In seiner Situation ist diese Offenheit, die er vorgeblich praktiziert, sehr nützlich. So manch anderer würde sich Probleme ohne Ende mit einem solchen Verhalten schaffen.
Mai 17th, 2009 at 18:02
Hallo Oliver,
danke fuer die Verlinkung. Ich wuerde jetzt nur nicht sagen, dass meine Rezension begeistert ist. Ich finde die Thesen von Jarvis aus marketingtechnischen Gruenden einfach interessant. Ich stimme voll zu, dass Jarvis die Schmerzgrenze, gerade was den Datenschutz angeht, manchmal ueberschreitet. Allerdings zeigt Jarvis einen ganz anderen Blickwinkel auf den Datenschutz wie auch die Urheberrechtsproblematik als er vor allem in Deutschland ueblich ist. Man kann nun darueber disktutieren, ob das gut oder schlecht ist, ich befuerchte nur, dass die in Deutschland gepflegte restrektive Betrachtungsweise langfristig dazu fuehrt, das man den Anschluss verliert. Das zeigt das Buch von Jarvis auch sehr deutlich. Wuerde mich uber weitere Diskussionen zu diesem hochinteressanten Thema freuen.
Simone
Mai 19th, 2009 at 21:03
@Simone: Das stimmt, dieser andere Blickwinkel auf das Thema Datenschutz ist interessant. Um einmal darüber nachzudenken und die eigene Sichtweise infrage zu stellen, ist das eine gute Gelegenheit.
Ich bin der Ansicht, dass wir eine neue Sicht auf das Thema Datenschutz benötigen. Den Datenschutz allerdings ganz zu vergessen, so weit würde ich nicht gehen wollen.
Man kann sich ja einfach mal selbst fragen, was man mit den Daten, die man über andere Menschen hat, macht.

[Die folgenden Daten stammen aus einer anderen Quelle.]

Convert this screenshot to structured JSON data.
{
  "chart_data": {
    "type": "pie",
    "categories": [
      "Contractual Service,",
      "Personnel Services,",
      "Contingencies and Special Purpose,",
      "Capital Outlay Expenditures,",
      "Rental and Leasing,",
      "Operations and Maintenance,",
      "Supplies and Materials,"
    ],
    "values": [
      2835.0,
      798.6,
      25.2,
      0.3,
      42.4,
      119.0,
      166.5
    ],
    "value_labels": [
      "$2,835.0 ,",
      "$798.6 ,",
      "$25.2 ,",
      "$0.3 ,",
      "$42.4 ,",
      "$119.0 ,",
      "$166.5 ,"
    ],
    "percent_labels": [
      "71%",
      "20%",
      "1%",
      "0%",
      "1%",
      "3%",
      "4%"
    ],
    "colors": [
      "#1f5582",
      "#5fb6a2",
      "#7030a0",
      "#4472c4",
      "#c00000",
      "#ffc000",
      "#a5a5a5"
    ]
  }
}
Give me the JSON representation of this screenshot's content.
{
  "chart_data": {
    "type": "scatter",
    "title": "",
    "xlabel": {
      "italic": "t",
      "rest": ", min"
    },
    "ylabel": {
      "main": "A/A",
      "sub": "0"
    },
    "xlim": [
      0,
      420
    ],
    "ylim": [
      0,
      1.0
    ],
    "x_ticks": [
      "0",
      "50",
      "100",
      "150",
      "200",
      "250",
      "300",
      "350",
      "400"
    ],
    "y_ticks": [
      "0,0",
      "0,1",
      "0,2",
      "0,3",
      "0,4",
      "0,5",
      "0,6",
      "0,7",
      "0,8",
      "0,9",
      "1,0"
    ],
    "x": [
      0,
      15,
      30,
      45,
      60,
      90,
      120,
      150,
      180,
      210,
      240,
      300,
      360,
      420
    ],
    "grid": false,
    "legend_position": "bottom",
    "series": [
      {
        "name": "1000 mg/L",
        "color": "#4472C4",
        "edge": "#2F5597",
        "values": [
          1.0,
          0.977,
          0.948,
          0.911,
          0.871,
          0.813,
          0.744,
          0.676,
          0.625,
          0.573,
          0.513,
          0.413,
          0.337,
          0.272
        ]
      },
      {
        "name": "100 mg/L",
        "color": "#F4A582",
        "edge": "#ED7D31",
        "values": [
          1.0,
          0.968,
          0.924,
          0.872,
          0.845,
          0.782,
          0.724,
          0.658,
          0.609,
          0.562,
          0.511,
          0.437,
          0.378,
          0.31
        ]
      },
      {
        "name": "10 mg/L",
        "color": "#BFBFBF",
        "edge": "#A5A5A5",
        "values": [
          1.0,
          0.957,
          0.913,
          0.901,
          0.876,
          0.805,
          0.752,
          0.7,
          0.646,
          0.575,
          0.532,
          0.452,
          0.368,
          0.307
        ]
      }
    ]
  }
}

Die Risiken, die in bestimmten Daten liegen, sind beträchtlich. Allerdings ist heute schwer zu sagen, wo die eigentlichen Risiken liegen. Die oft angeführten Saufbilder auf Social Networks oder die Diskussion über Google Streetview gehen meiner Meinung nach an den wahren Problemen vorbei. Dazu könnte man glatt ein paar eigene Artikel hier im Blog schreiben.